Monday, November 16, 2020

Optimizing Adaptive Radix Tree Implementation for CPU

For a long time in my career I wanted to learn how to better optimize for the CPU. I was lucky enough to work in places where performance matters, however it was almost exclusively I/O performance, scalability, big-O, maybe an occasional memory access pattern issue-not quite the CPU itself.

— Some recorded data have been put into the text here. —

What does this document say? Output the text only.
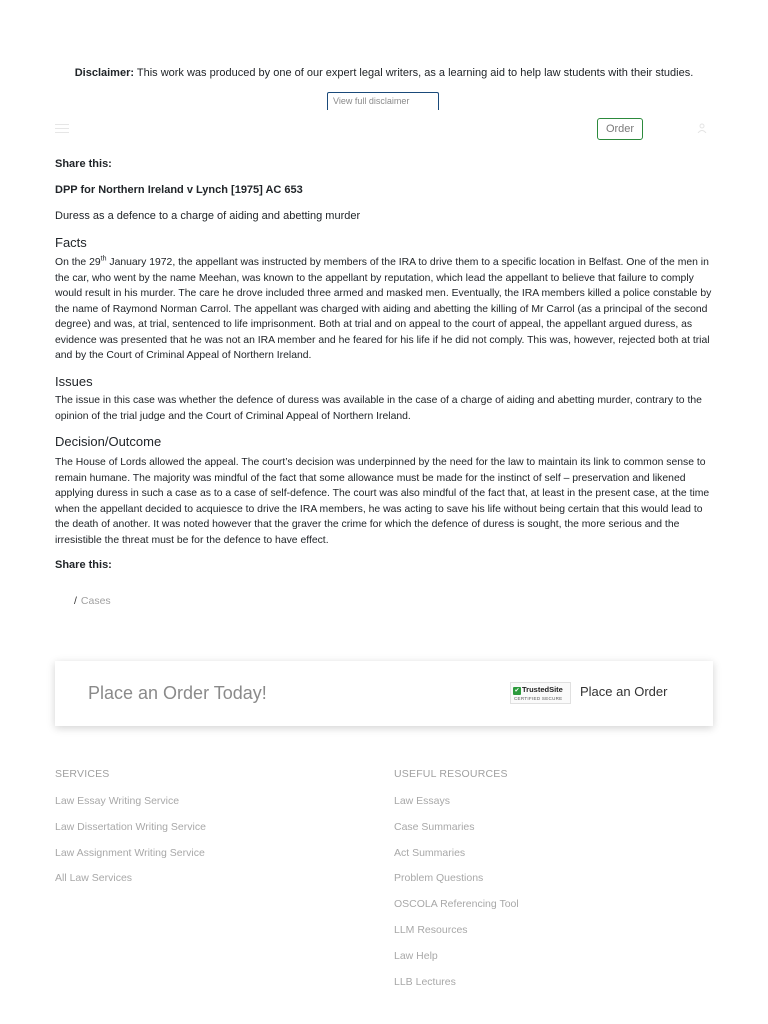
Disclaimer: This work was produced by one of our expert legal writers, as a learning aid to help law students with their studies.
View full disclaimer
Order
Share this:
DPP for Northern Ireland v Lynch [1975] AC 653
Duress as a defence to a charge of aiding and abetting murder
Facts

On the 29th January 1972, the appellant was instructed by members of the IRA to drive them to a specific location in Belfast. One of the men in the car, who went by the name Meehan, was known to the appellant by reputation, which lead the appellant to believe that failure to comply would result in his murder. The care he drove included three armed and masked men. Eventually, the IRA members killed a police constable by the name of Raymond Norman Carrol. The appellant was charged with aiding and abetting the killing of Mr Carrol (as a principal of the second degree) and was, at trial, sentenced to life imprisonment. Both at trial and on appeal to the court of appeal, the appellant argued duress, as evidence was presented that he was not an IRA member and he feared for his life if he did not comply. This was, however, rejected both at trial and by the Court of Criminal Appeal of Northern Ireland.

Issues

The issue in this case was whether the defence of duress was available in the case of a charge of aiding and abetting murder, contrary to the opinion of the trial judge and the Court of Criminal Appeal of Northern Ireland.

Decision/Outcome

The House of Lords allowed the appeal. The court’s decision was underpinned by the need for the law to maintain its link to common sense to remain humane. The majority was mindful of the fact that some allowance must be made for the instinct of self – preservation and likened applying duress in such a case as to a case of self-defence. The court was also mindful of the fact that, at least in the present case, at the time when the appellant decided to acquiesce to drive the IRA members, he was acting to save his life without being certain that this would lead to the death of another. It was noted however that the graver the crime for which the defence of duress is sought, the more serious and the irresistible the threat must be for the defence to have effect.

Share this:
/ Cases
Place an Order Today!	✔ TrustedSite
CERTIFIED SECURE Place an Order
SERVICES
Law Essay Writing Service
Law Dissertation Writing Service
Law Assignment Writing Service
All Law Services
USEFUL RESOURCES
Law Essays
Case Summaries
Act Summaries
Problem Questions
OSCOLA Referencing Tool
LLM Resources
Law Help
LLB Lectures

So I took my Adaptive Radix Tree implementation, and wrote a bunch of isolating microbenchmarks for all the interesting code paths. Then I tried to see how can I make things faster, on a bare metal Sandy Bridge server (AVX instruction set, state of the art, I know). Some random things I learned (or re-confirmed for myself) in the process:

  • ART, as a node-jumping tree structure, is cache miss-bound as sizes increase. Yet it is possible to do CPU work with L3/L2/L1D-fitting tree sizes.
  • An "obviously faster" code change is not such frequently enough so that not re-measuring will bite you. The more "obvious", the more discipline is required to rerun the numbers. This point is beaten to death and yet never goes away.
  • I couldn't really figure out the restrict keyword. I understand the theory behind it, yet when I put it in the code, surprises happen. Most of the time it perturbs code generation in a random insignificant direction. Including the cases when it should have been a no-op. It is not helping that it is absent from the C++ language, existing as a compiler extension only.
  • Compiler generates different code for, say, unsigned vs uint8_t local variables whose all allowed values fit into uint8_t. It should be able to pick the optimal width itself, but it does not appear to do that.
  • Well-predicted branching code appears to be faster than branchless code, which appears to be faster than poorly-predicted branching code. It might be easier to tell if some code is poorly-predicted than if some code is well-predicted.
  • Some branchless code will trade conditional jumps for conditional data dependency chains (e.g. Intel CMOVcc), which is still an improvement, but less so.
  • Looping is faster than recursing
  • Sprinkling SIMD intrinsics in the code for not-quite-vector data is a thing, it is also a thing that the compiler is not likely to do for you. The smallest data amount which I saw to be processed faster in SIMD was four bytes (Node4 search in ART - exact same algorithm that the paper proposed for Node16 search, just narrower). It helps to view SIMD instructions not as something exclusively reserved for long vector loops, but as specific tools in the general purpose instruction set.
  • Conversely, putting a bunch of bytes in a general-purpose register and treating them as a vector of independent bytes is also a thing, it even has a name: SWAR (SIMD within a register).